A short ferry ride and we were in Penang. Our stay in Little India in Georgetown whisked us back to the beginning of our trip on the subcontinent. Delicious smells and Bangra beats filled the air as we feasted on yummy Indian food washed down with masala Chai. We explored Penang’s vibrant street art scene; took the train up to Penang Hill to admire views of the island; and had a fun day at the beach which ended abruptly as a tropical storm swept in. We met a British family who have been on the road for 2.5 years and spent a couple of happy days in their company. Their 11 year old son shares his birthday with George and they were definitely cut from the same cloth spending hours playing in the sea together.

 

For once a bus in Asia arrived way ahead of schedule and we were dropped at the jetty at Kuala Besut at 3.30am. Unfortunately the first ferry was not until 7am so we had a few hours to kill before we could head to the Perhentian Islands. It was worth the wait. The sun rose as the boat sped us across the sea and it is a memory I will cherish. Unlike the hunt for accommodation that welcomed us at Coral Bay. After traipsing up and down the beach we finally found a very basic hut where for two nights we got savaged by mosquitoes whilst listening to the loud music from the bar next door.

 

Our days on the island were wonderful and when we moved into a bigger better (more expensive) hut at the other end of the beach we very much on holiday mode; late starts, lazy breakfasts and days spent snorkelling and playing in the crystal clear water.
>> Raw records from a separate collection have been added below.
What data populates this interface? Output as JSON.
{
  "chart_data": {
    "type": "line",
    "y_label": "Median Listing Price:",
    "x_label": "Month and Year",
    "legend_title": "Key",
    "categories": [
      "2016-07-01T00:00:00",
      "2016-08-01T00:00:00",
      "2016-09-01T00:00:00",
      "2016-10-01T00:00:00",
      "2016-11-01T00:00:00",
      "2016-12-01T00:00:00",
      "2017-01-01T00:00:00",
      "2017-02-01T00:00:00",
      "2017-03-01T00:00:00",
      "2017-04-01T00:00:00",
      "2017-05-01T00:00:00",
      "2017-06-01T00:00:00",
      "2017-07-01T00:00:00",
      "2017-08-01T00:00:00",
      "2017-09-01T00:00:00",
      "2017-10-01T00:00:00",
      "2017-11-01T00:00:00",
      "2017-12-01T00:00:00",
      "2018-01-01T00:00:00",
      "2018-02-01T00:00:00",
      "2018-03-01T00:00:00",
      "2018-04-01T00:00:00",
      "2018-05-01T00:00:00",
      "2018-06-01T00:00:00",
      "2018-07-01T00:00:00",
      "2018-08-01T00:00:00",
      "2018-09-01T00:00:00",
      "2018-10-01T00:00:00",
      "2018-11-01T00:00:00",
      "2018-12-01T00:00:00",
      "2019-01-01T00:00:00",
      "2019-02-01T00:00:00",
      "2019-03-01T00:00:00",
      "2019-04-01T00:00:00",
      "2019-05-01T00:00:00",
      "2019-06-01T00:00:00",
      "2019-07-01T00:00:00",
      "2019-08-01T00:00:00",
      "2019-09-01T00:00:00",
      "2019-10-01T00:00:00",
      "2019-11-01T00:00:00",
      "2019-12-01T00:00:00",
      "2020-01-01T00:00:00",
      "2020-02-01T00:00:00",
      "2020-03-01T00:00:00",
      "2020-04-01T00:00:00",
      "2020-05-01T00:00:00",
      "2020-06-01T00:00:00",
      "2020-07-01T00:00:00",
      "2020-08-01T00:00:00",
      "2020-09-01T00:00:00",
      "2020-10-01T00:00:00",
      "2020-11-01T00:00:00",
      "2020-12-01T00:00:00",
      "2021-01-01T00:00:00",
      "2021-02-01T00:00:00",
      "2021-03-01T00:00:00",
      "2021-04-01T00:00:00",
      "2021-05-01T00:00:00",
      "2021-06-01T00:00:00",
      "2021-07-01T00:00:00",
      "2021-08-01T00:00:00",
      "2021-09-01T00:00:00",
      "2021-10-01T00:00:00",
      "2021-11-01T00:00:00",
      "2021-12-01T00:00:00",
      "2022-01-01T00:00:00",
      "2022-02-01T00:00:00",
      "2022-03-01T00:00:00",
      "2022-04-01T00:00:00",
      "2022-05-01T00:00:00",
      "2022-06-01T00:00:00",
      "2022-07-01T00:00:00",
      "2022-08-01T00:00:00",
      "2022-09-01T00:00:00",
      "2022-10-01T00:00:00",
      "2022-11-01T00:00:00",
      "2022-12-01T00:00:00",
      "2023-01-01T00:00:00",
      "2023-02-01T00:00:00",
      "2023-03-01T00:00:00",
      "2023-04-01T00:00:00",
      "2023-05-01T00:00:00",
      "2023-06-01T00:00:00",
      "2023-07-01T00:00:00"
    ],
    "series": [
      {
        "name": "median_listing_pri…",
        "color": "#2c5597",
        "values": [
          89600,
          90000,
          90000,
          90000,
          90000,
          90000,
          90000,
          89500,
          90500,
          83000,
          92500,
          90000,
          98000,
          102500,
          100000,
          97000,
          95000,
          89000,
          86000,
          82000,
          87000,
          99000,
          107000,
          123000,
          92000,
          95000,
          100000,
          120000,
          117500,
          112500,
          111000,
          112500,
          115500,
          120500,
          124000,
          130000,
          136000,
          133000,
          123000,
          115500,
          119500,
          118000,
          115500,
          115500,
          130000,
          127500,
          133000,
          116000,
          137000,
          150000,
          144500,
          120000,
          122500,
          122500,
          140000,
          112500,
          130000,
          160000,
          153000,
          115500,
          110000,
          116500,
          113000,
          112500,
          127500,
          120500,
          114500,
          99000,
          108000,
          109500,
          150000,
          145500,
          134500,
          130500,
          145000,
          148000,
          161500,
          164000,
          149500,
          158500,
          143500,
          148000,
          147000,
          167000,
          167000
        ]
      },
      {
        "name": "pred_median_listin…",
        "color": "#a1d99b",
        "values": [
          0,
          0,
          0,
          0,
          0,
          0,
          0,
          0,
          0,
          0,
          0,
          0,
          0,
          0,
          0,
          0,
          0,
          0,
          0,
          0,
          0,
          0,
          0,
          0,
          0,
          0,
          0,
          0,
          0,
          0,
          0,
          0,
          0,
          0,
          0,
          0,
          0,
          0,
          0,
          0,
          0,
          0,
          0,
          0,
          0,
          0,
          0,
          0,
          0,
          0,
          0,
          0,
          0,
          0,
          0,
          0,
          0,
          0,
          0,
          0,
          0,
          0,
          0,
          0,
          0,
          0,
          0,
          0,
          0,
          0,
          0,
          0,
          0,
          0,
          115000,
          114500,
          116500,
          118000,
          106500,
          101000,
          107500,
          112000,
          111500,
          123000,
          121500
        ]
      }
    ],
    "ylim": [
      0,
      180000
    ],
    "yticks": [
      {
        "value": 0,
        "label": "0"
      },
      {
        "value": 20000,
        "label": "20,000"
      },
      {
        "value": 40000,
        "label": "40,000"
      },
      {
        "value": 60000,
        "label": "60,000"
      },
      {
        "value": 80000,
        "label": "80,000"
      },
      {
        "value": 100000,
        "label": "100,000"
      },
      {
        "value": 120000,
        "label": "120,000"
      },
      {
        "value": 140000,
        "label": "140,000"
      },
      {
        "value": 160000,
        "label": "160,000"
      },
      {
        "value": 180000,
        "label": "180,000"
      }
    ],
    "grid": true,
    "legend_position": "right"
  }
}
We took a couple of boat trips to get to better snorkel points where we saw turtles, rays and (joy of joys) clown fish. Not for the first (or I daresay last) time I wished we had a waterproof camera. Not to add to the hundreds of snorkelling selfies taken by Malaysian tourists but to capture the look of joy on George’s face at finally Finding Nemo! We swam out to a platform off the beach in late afternoons and had fun jumping off. We rested our travel weary bones and were generally smug about being in paradise. We could have easily stayed another week but our budget was taking a battering and so we bid farewell to the islands and made our merry way to the jungle.